Creedence Clearwater Revival’s Forgotten Woodstock Performance

What is sometimes forgotten with the passing of time and against the seminal influence of Woodstock is that Creedence Clearwater Revival was one of the few bands to appear at the festival that had already achieved significant success on the Billboard charts. Truth is, there are some that don’t even know the band performed there at all on August 17, 1969. The reason, of course, is that CCR was not in the movie or the album that came out in the wake of the festival.

Creedence’s hour-long set was like a greatest hits album, with “Bad Moon Rising” and “Proud Mary” both having reached No.2 on the Billboard Hot 100. As they walked on stage at Woodstock, just after midnight on Saturday, their current single, “Green River” was at No.15, its third week on the U.S. chart; it would be their third single to reach No.2. As John Fogerty later said, “By the time we got to Woodstock, I felt we were the number one band. Assuming that The Beatles were God, I thought that we were the next thing under them.”

To the band, Woodstock must have seemed like just another festival, as it did at the time to so many of the artists. In the summer of 1969 CCR had already played the Newport Festival in California, the Denver and the Atlanta festivals, along with the Atlantic City Festival. Given the fact that they were just about the hottest band on the charts, every promoter wanted them at the top – or close to the top – of the bill.

The festival set
Unlike so many of the bands at Woodstock, CCR went on stage fairly close to their scheduled midnight slot, even though they were supposed to be in a prime Saturday evening slot. According to John Fogerty, “We were supposed to be in the prime spot for that evening. The Dead went on and pulled their usual shenanigans.”

Their hour-long set started at half-past midnight on Sunday, August 17, and kicked off with the perfect opener: “Born On The Bayou.” They followed it with “Green River” and then a cover of Wilson Pickett’s “Ninety-Nine And A Half (Won’t Do),” from their debut album, after which it was “Commotion,” “Bootleg,” “Bad Moon Rising,” and “Proud Mary.”

Up to that point, the group very much played the songs as you might have experienced them on the record. As their set progressed, however, they stretched their songs into longer, more improvised versions, which was their normal way of playing them. “I Put A Spell On You” stretched the five-minute single to almost twice its length, while “Keep On Chooglin’” ran for close to ten minutes. “Suzie Q,” the Dale Hawkins classic, went far past its original eight-minute run-time.

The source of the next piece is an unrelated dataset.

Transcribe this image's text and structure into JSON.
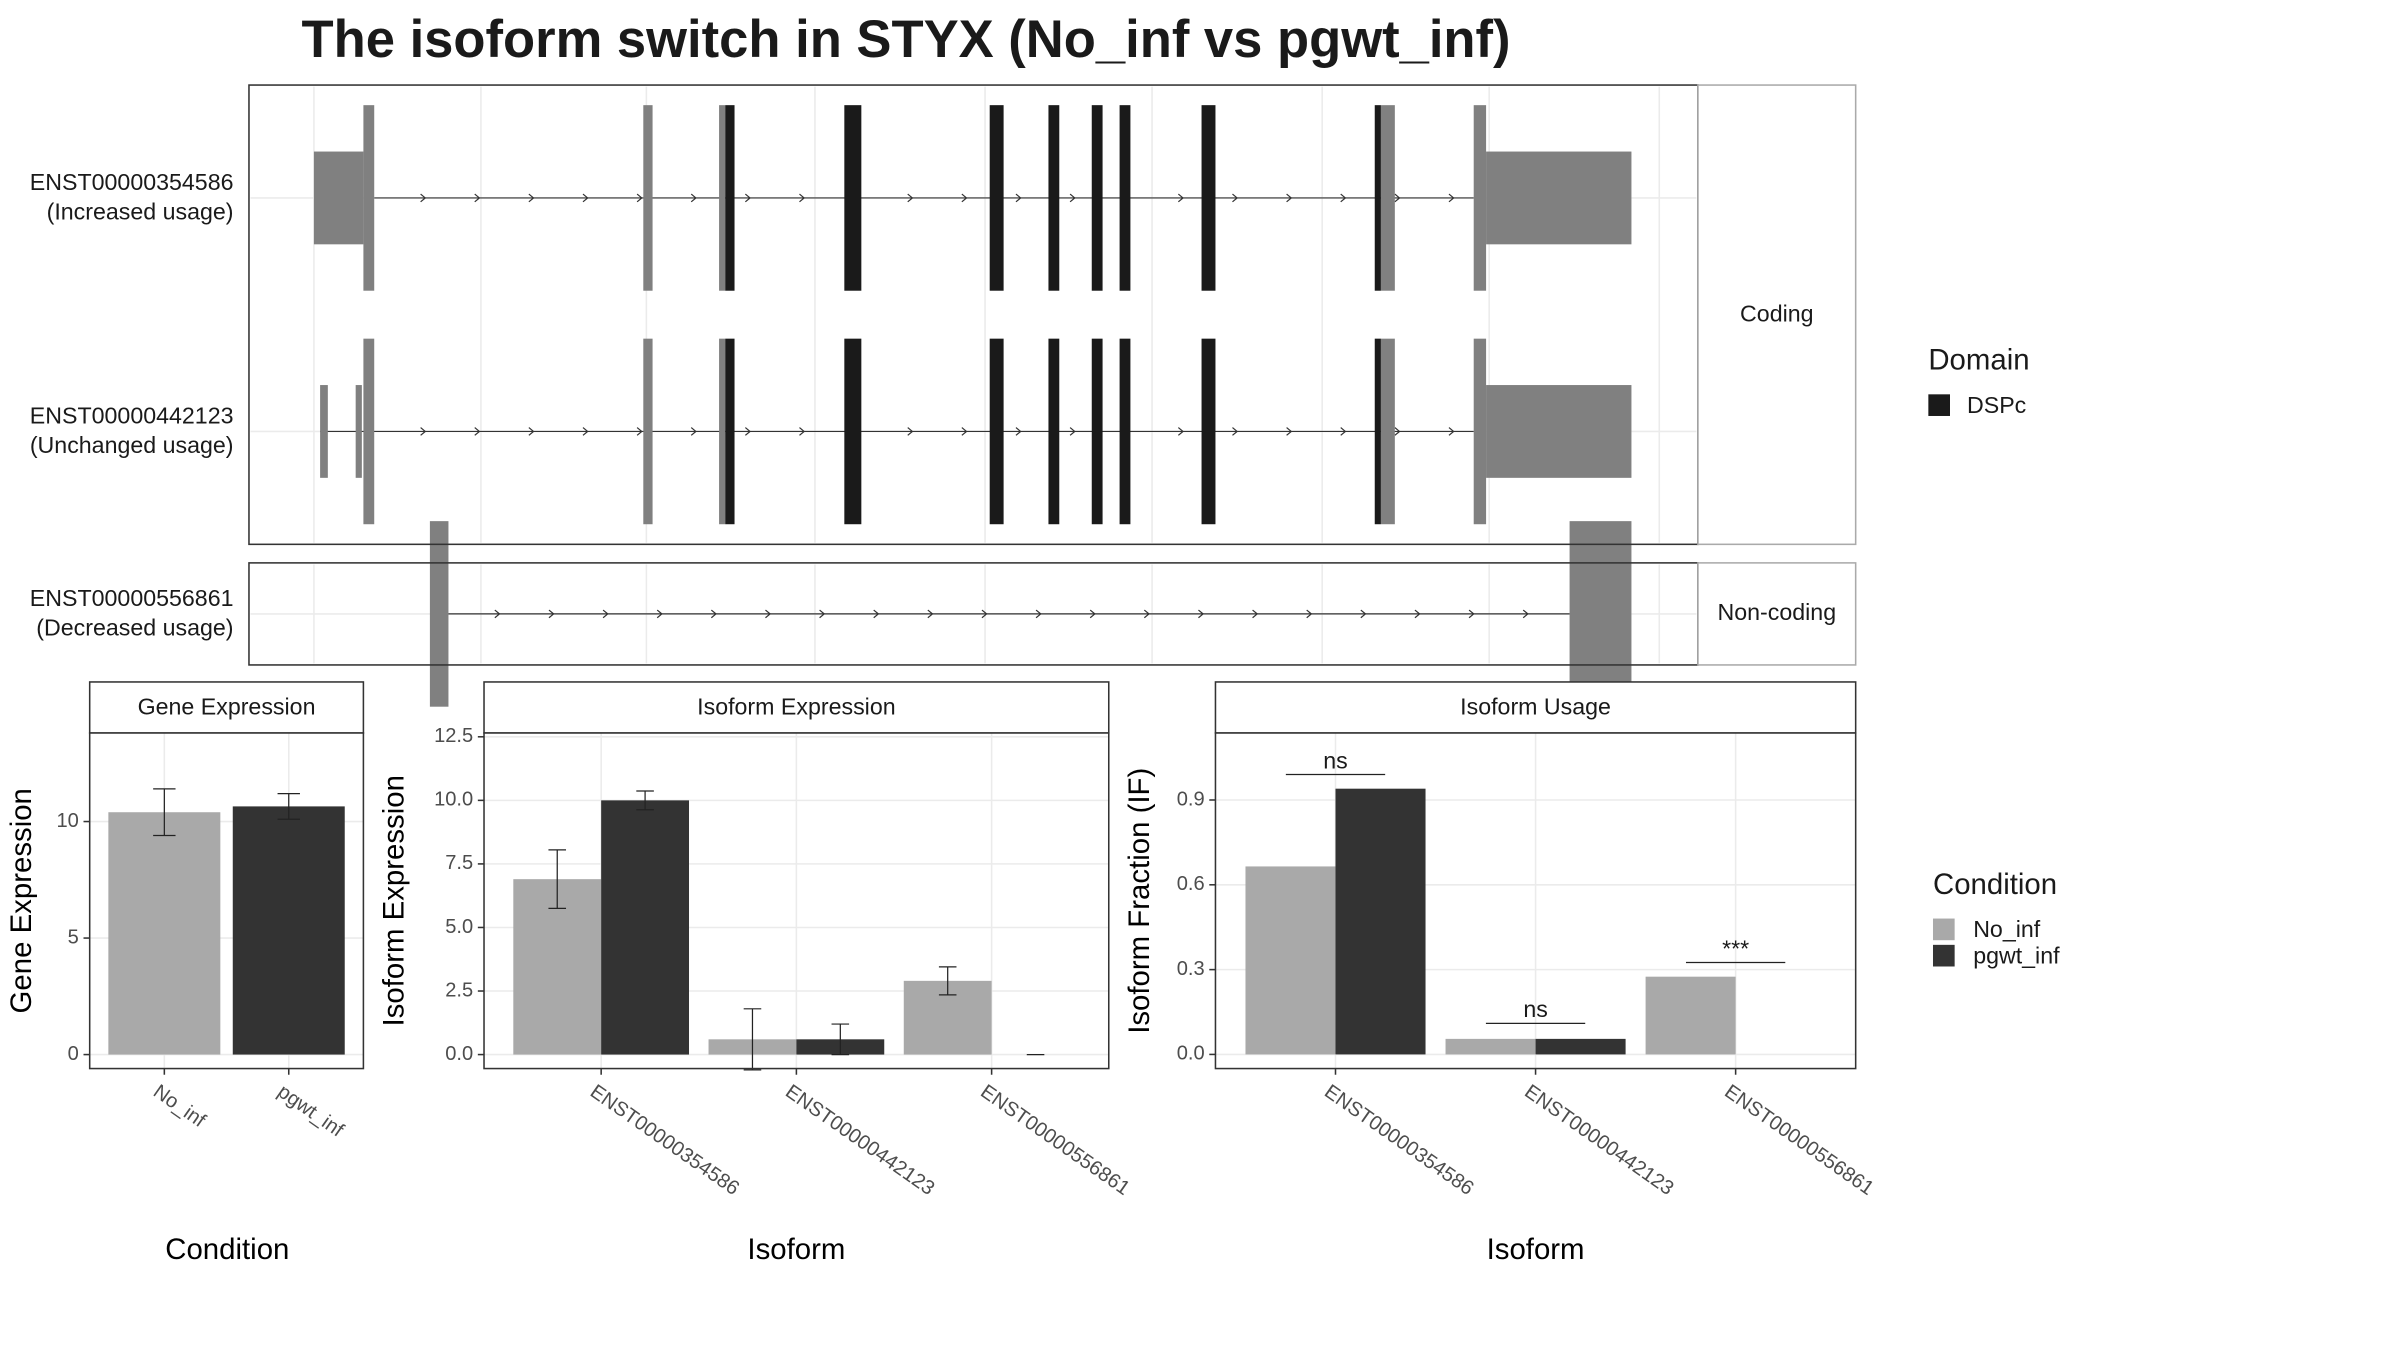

Why were they not in the film?
Why were they not in the film? Most likely their record company at the time was unwilling to co-operate. Did it affect their career? It’s hard to say, but it obviously would have done them no harm on the world stage to have the additional exposure. Nonetheless, like “Green River,” “Bad Moon Rising,” and “Proud Mary,” both “Travellin’ Band” and “Lookin’ out My Back Door” made No.2 on the Billboard chart, and they eventually topped the charts in Britain with “Bad Moon Rising.” Their album, Green River, came out a month after Woodstock and it topped the charts, as did Cosmo’s Factory the following year. CCR were huge… but could they have been even bigger?